Without it, life on Earth would be
impossible. The magnetic field
weakens and reverses itself every
few hundred thousand years as part
of a natural cycle. When magnetic
reversals occur, there may be a
period when a magnetic field is
absent, which may cause difficulties
for animals that rely on it for
navigation.
34. Marine Chart and Plotting Tools
Marine navigators use charts and plotting tools to measure distances and to
record a ship’s progress as it travels through the water. This marine chart displays
water depth and geographical features of a segment of the northeast coastline of
the United States. Dividers, center, help the navigator measure distances on the
chart. Parallel rulers, right, are used to transfer compass bearings from the
compass rose, a diagram of a compass on the chart, to other parts of the chart.
The navigator lays the parallel rulers over the compass rose, visible here through
the transparent rulers, then walks the rulers, one leg at a time, across the chart
and records the desired compass bearing on another section of the chart.
35. Taking a Bearing
In navigation, the direction of one object from another
is called a bearing. To take a bearing between a ship and
an island, a navigator would measure the horizontal angle
of the island clockwise from north. Bearings are commonly
measured in degrees, as shown here.
36. GPS Receiver with Map
A Global Positioning System (GPS) receiver
links with an array of satellites to give users their
location. Many GPS units have enough memory
capacity to store maps so that users can pinpoint
their map location and use it to plot routes to their
next destination.
37. GPS Satellite
A total of 24 U.S. Global Positioning System (GPS)

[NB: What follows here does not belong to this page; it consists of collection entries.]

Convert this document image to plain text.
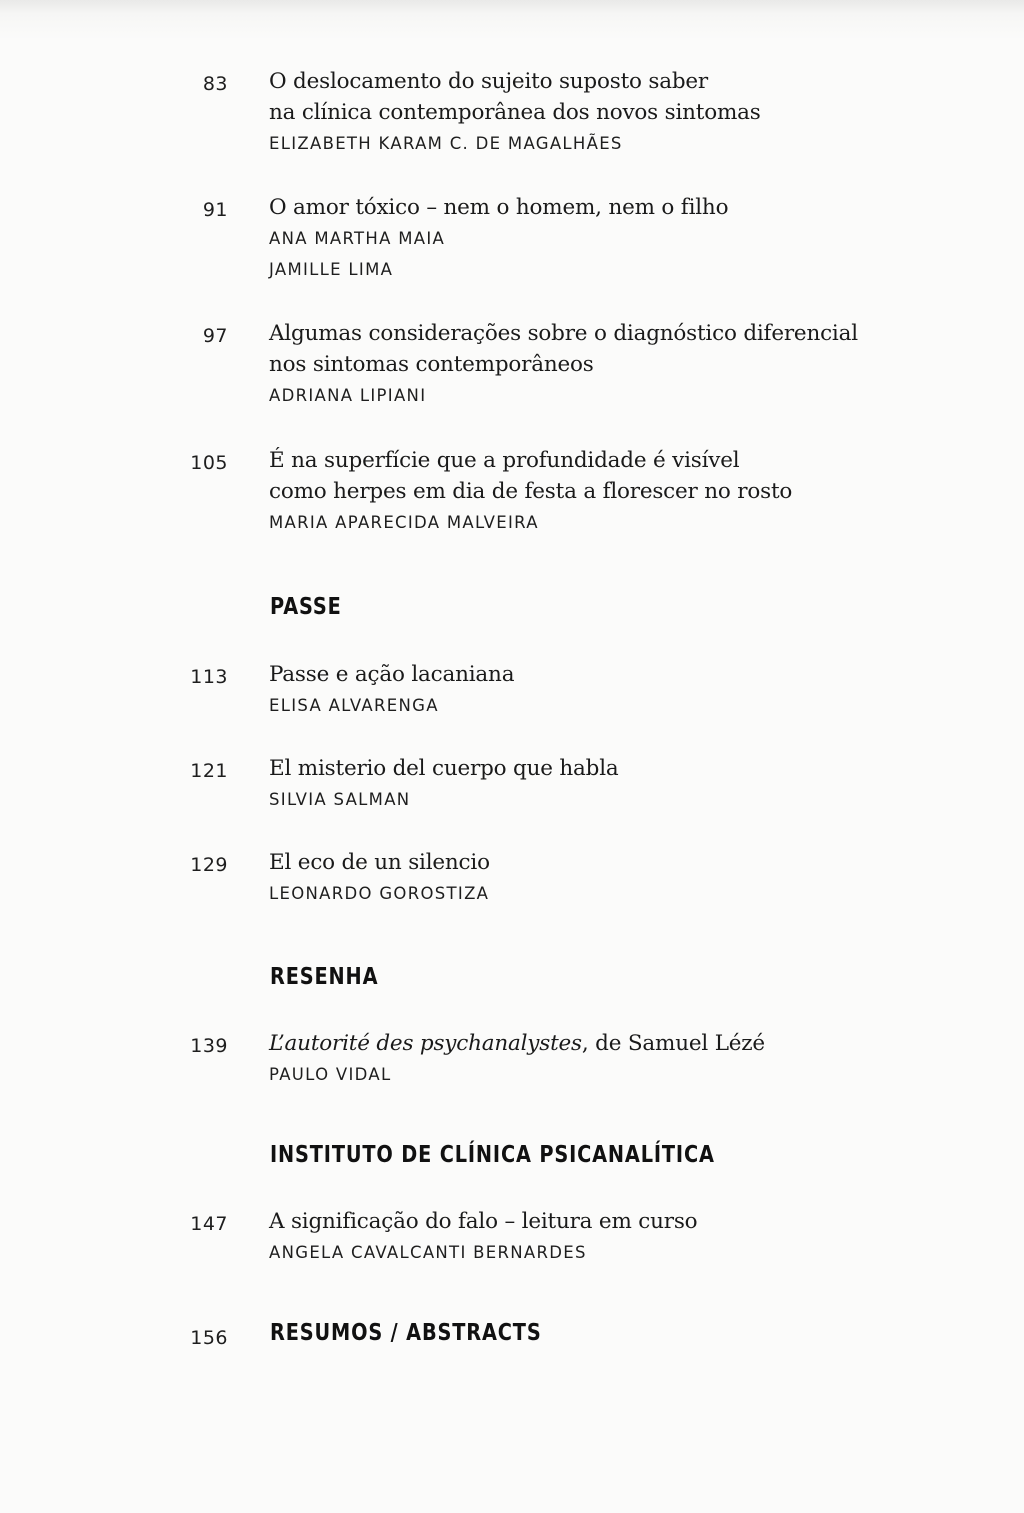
83 O deslocamento do sujeito suposto saber

na clínica contemporânea dos novos sintomas

ELIZABETH KARAM C. DE MAGALHÃES

91 O amor tóxico – nem o homem, nem o filho

ANA MARTHA MAIA

JAMILLE LIMA

97 Algumas considerações sobre o diagnóstico diferencial

nos sintomas contemporâneos

ADRIANA LIPIANI

105 É na superfície que a profundidade é visível

como herpes em dia de festa a florescer no rosto

MARIA APARECIDA MALVEIRA

PASSE
113 Passe e ação lacaniana

ELISA ALVARENGA

121 El misterio del cuerpo que habla

SILVIA SALMAN

129 El eco de un silencio

LEONARDO GOROSTIZA

RESENHA
139 L’autorité des psychanalystes, de Samuel Lézé

PAULO VIDAL

INSTITUTO DE CLÍNICA PSICANALÍTICA
147 A significação do falo – leitura em curso

ANGELA CAVALCANTI BERNARDES

156 RESUMOS / ABSTRACTS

satellites orbit overhead and provide accurate positioning and
navigation information for both military and civilian use. Solar
cells power each satellite and its atomic clocks. Antennas on a
satellite continuously transmit timing information from the clocks.
The signals can be picked up and processed by a GPS receiver
to determine exact location and altitude.
38. GIS Image
A Geographic Information
System (GIS) is a computer
system that synthesizes,
analyzes, and displays many
different types of geographic
data in an understandable
form.
The GIS-generated image seen here shows the locations, represented by
black dots, of industries releasing toxic chemicals in Los Angeles County. This
image has been superimposed on census tracts—color-coded according to
the distribution and size of different racial or ethnic groups in the area—from
the United States Bureau of the Census. The green areas are inhabited mostly
by Asians, the blue areas by blacks, the purple areas by Hispanics, and the
yellow areas by non-Hispanic whites. The image was produced as part of a
study carried out at the University of California in Santa Barbara to examine
the relationships between pollution, race, and residential patterns. The image
illustrates how a GIS can combine and clearly display many kinds of
information for a given geographic area.
39. Ptolemy’s Map of the World
This map shows the world as Greek geographer and astronomer
Ptolemy envisioned it in the 2nd century AD. Ptolemy’s map, based on
the accounts of sailors, traders, and armies who had traveled in
Europe, Africa, and Asia, shows the Indian Ocean as an enclosed
body of water. This misconception persisted in Europe until 1488,
when Bartolomeu Dias rounded the Cape of Good Hope in southern
Africa and sailed from the Atlantic Ocean to the Indian Ocean.